Größere Kooperationsprojekte entstanden zwischen der Deutschen Forschungsgemeinschaft (DFG) und Ungarns größter Wissenschaftsorganisation, der Ungarischen Akademie der Wissenschaften (MTA) sowie dem Nationalen Amt für Forschung, Entwicklung und Innovation (NKFIH), zwischen der Fraunhofer-Gesellschaft (FhG), der Max-Planck-Gesellschaft und der MTA. Ein Beispiel dafür ist die 2010 erfolgte Gründung des Fraunhofer Projektzentrums für Produktionsmanagement und -informatik in Budapest. Im Jahr 2017 wurde der ungarische Standort des Extreme Light Infrastructure Konsortiums (ELI-ALPS) in Szeged übergeben (mit deutscher Beteiligung). Anfang 2018 haben dort im Laserzentrum die ersten internationalen Arbeitsgruppen mit der Forschung begonnen.

Auch deutsche Firmen greifen gern auf die traditionell gute Ausbildung ungarischer Fachleute zurück und suchen nach Kooperation insbesondere im Bereich der Ingenieurwissenschaften, Informatik und Naturwissenschaften. Ein Beispiel hierfür ist das Kooperationsabkommen zwischen Audi Hungaria, MTA und der Universität Győr, in dem nach deutschem Muster duale Studiengänge für Fahrzeugtechnik, Maschinenbau und Mechatronik angeboten werden. Deutsche Firmen sehen Ungarn nicht mehr nur als ein Produktionsstandort, sondern es verlagern immer mehr Aktivitäten mit höherer Wertschöpfung, zum Beispiel Forschungs- und Entwicklungszentren, in das Land.

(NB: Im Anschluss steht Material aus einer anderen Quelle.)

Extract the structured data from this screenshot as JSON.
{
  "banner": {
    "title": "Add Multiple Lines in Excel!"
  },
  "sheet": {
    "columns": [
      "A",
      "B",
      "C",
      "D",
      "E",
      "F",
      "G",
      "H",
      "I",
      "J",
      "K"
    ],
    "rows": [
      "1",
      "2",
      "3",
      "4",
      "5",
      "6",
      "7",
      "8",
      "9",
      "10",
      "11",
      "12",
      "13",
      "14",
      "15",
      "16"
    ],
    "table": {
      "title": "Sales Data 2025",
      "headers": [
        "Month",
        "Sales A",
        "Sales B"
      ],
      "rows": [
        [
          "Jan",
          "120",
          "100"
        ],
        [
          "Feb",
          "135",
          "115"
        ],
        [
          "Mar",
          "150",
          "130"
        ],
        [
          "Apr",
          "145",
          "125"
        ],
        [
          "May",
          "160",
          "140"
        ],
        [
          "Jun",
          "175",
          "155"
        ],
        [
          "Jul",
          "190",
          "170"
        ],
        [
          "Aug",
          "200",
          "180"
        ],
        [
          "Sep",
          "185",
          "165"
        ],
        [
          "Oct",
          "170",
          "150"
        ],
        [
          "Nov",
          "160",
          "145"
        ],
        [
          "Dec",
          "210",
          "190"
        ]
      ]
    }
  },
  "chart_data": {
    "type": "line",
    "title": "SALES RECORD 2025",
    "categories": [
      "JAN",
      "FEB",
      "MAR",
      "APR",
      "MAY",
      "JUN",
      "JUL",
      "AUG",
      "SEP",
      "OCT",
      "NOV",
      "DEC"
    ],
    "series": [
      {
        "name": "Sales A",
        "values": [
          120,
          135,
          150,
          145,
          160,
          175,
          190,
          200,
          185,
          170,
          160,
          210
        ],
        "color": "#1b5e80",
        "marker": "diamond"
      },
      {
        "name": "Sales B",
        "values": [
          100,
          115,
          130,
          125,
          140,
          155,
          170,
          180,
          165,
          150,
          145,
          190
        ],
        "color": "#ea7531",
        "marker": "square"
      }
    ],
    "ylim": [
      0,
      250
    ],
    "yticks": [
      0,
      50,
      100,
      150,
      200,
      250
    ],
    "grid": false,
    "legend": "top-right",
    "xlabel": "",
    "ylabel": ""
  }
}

Das 2014 gestartete EU-Forschungsrahmenprogramm „Horizont 2020“ bietet weitere Instrumente zur Umsetzung gemeinsamer Ziele und zum Ausbau einer wettbewerbsfähigen europäischen Forschungslandschaft. Damit werden auch Möglichkeiten für multinationale Großprojekte geschaffen. Die Vernetzung deutscher und ungarischer Wissenschaftler soll sich durch die „Knowledge and Innovation Communities“ des seit 2010 in Budapest angesiedelten Europäischen Instituts für Innovation und Technologie (EIT) weiter intensivieren.